Fig. 3: Geoglyph map
This image is a small slice of Brazil’s southern border. Each dot is a known geoglyph. They number well into the hundreds, at a density that suggests a massive human population. Most geoglyphs are not artistic works - they are instead the outlines of ancient buildings and settlements
Fig. 4: Close-up of geoglyph, with outlines
Fig. 5: Close-up of geoglyph, without outlines
Even after thousands of years, many of these glyphs are still clearly visible. However, only a small percentage of the rainforest has been examined for geoglyphs. I had a theory: if I cross-referenced this map with maps of recently-deforested land, I might be able to find new, never-before-seen geoglyphs.
One of the data sets we have to work with is called TerraBrasilis. It’s an open-source database provided by the Brazilian government that contains data on Amazonian deforestation. It covers every year from 2007 up to the present. The initial file was 1.75 GB in size and couldn’t be visualized directly, so I created a Jupyter Notebook to slice up the data into manageable pieces.
Fig. 6: Jupyter Notebook
From here, I was able to convert the data into a format that Google Earth could understand:
Fig. 7: Recently deforested zones
Recently deforested areas are less likely to have been examined by archaeologists. My idea was this: start at an area known to possess a large number of geoglyphs, then travel in the direction of recent deforestation. There’s a good chance that new geoglyphs could be found there.

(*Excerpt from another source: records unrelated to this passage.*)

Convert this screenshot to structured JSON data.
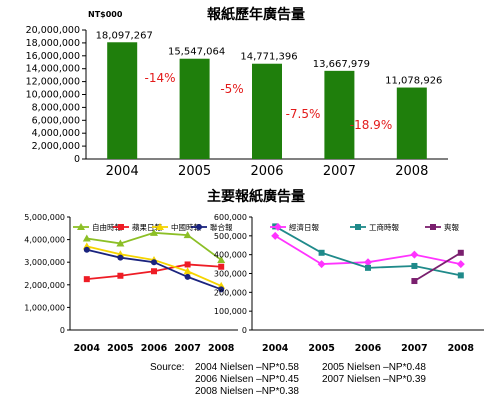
{
  "colors": {
    "bar": "#1f7f0c",
    "change": "#e31b1b",
    "axis": "#000000"
  },
  "chart_data": [
    {
      "type": "bar",
      "title": "報紙歷年廣告量",
      "unit_label": "NT$000",
      "categories": [
        "2004",
        "2005",
        "2006",
        "2007",
        "2008"
      ],
      "values": [
        18097267,
        15547064,
        14771396,
        13667979,
        11078926
      ],
      "value_labels": [
        "18,097,267",
        "15,547,064",
        "14,771,396",
        "13,667,979",
        "11,078,926"
      ],
      "changes": [
        "-14%",
        "-5%",
        "-7.5%",
        "-18.9%"
      ],
      "ylim": [
        0,
        20000000
      ],
      "yticks": [
        0,
        2000000,
        4000000,
        6000000,
        8000000,
        10000000,
        12000000,
        14000000,
        16000000,
        18000000,
        20000000
      ],
      "ytick_labels": [
        "0",
        "2,000,000",
        "4,000,000",
        "6,000,000",
        "8,000,000",
        "10,000,000",
        "12,000,000",
        "14,000,000",
        "16,000,000",
        "18,000,000",
        "20,000,000"
      ]
    },
    {
      "type": "line",
      "title": "主要報紙廣告量",
      "categories": [
        "2004",
        "2005",
        "2006",
        "2007",
        "2008"
      ],
      "ylim": [
        0,
        5000000
      ],
      "yticks": [
        0,
        1000000,
        2000000,
        3000000,
        4000000,
        5000000
      ],
      "ytick_labels": [
        "0",
        "1,000,000",
        "2,000,000",
        "3,000,000",
        "4,000,000",
        "5,000,000"
      ],
      "legend": "top",
      "series": [
        {
          "name": "自由時報",
          "color": "#8cbf26",
          "marker": "triangle",
          "values": [
            4050000,
            3830000,
            4300000,
            4200000,
            3100000
          ]
        },
        {
          "name": "蘋果日報",
          "color": "#ee1c25",
          "marker": "square",
          "values": [
            2250000,
            2400000,
            2600000,
            2900000,
            2800000
          ]
        },
        {
          "name": "中國時報",
          "color": "#f5d400",
          "marker": "triangle",
          "values": [
            3700000,
            3350000,
            3100000,
            2600000,
            1950000
          ]
        },
        {
          "name": "聯合報",
          "color": "#1a237e",
          "marker": "circle",
          "values": [
            3550000,
            3200000,
            3000000,
            2350000,
            1800000
          ]
        }
      ]
    },
    {
      "type": "line",
      "categories": [
        "2004",
        "2005",
        "2006",
        "2007",
        "2008"
      ],
      "ylim": [
        0,
        600000
      ],
      "yticks": [
        0,
        100000,
        200000,
        300000,
        400000,
        500000,
        600000
      ],
      "ytick_labels": [
        "0",
        "100,000",
        "200,000",
        "300,000",
        "400,000",
        "500,000",
        "600,000"
      ],
      "legend": "top",
      "series": [
        {
          "name": "經濟日報",
          "color": "#ff33ff",
          "marker": "diamond",
          "values": [
            500000,
            350000,
            360000,
            400000,
            350000
          ]
        },
        {
          "name": "工商時報",
          "color": "#1f8a8a",
          "marker": "square",
          "values": [
            550000,
            410000,
            330000,
            340000,
            290000
          ]
        },
        {
          "name": "爽報",
          "color": "#7a1f6e",
          "marker": "square",
          "values": [
            null,
            null,
            null,
            260000,
            410000
          ]
        }
      ]
    }
  ],
  "source": {
    "prefix": "Source:",
    "lines": [
      "2004 Nielsen –NP*0.58",
      "2005 Nielsen –NP*0.48",
      "2006 Nielsen –NP*0.45",
      "2007 Nielsen –NP*0.39",
      "2008 Nielsen –NP*0.38"
    ]
  }
}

Within five minutes of looking, I found a strangely-circular depression in the ground. I asked GPT-o3 what it thought and it believed that we were looking at a geoglyph.
Fig. 8: Potential geoglyph site
In order to verify that o3 wasn’t hallucinating, I asked it to examine a number of images - some containing verified geoglyphs, some not. It was extremely accurate in identifying geoglyphs - something I which surprised me.
So, what did we learn?
We learned that:
There are massive amounts of land that have not been examined for geoglyphs.
GPT-o3 can identify geoglyphs.
It is theoretically possible that we could just unleash GPT-o3 on a massive amount of satellite imaging data and identify large numbers of new geoglyphs.
We could drastically reduce the amount of compute needed by cross-referencing other data sources, like TerraBrasilis, to identify areas more likely to contain novel geoglyphs.
What’s next?
There are many other datasets and data types that we can learn from. For instance, Global Ecosystem Dynamics Investigation (GEDI) data provides insight into topography that isn’t obvious from satellite imaging. LiDAR data, such as Sentinel-2, is particularly valuable: because these images penetrate the canopy, LiDAR data allows researchers to examine the forest floor in high-definition for any as-yet-unseen architecture. By leveraging, these tools, we can make more educated guesses about where geoglyphs and other ancient architectures are likely to be.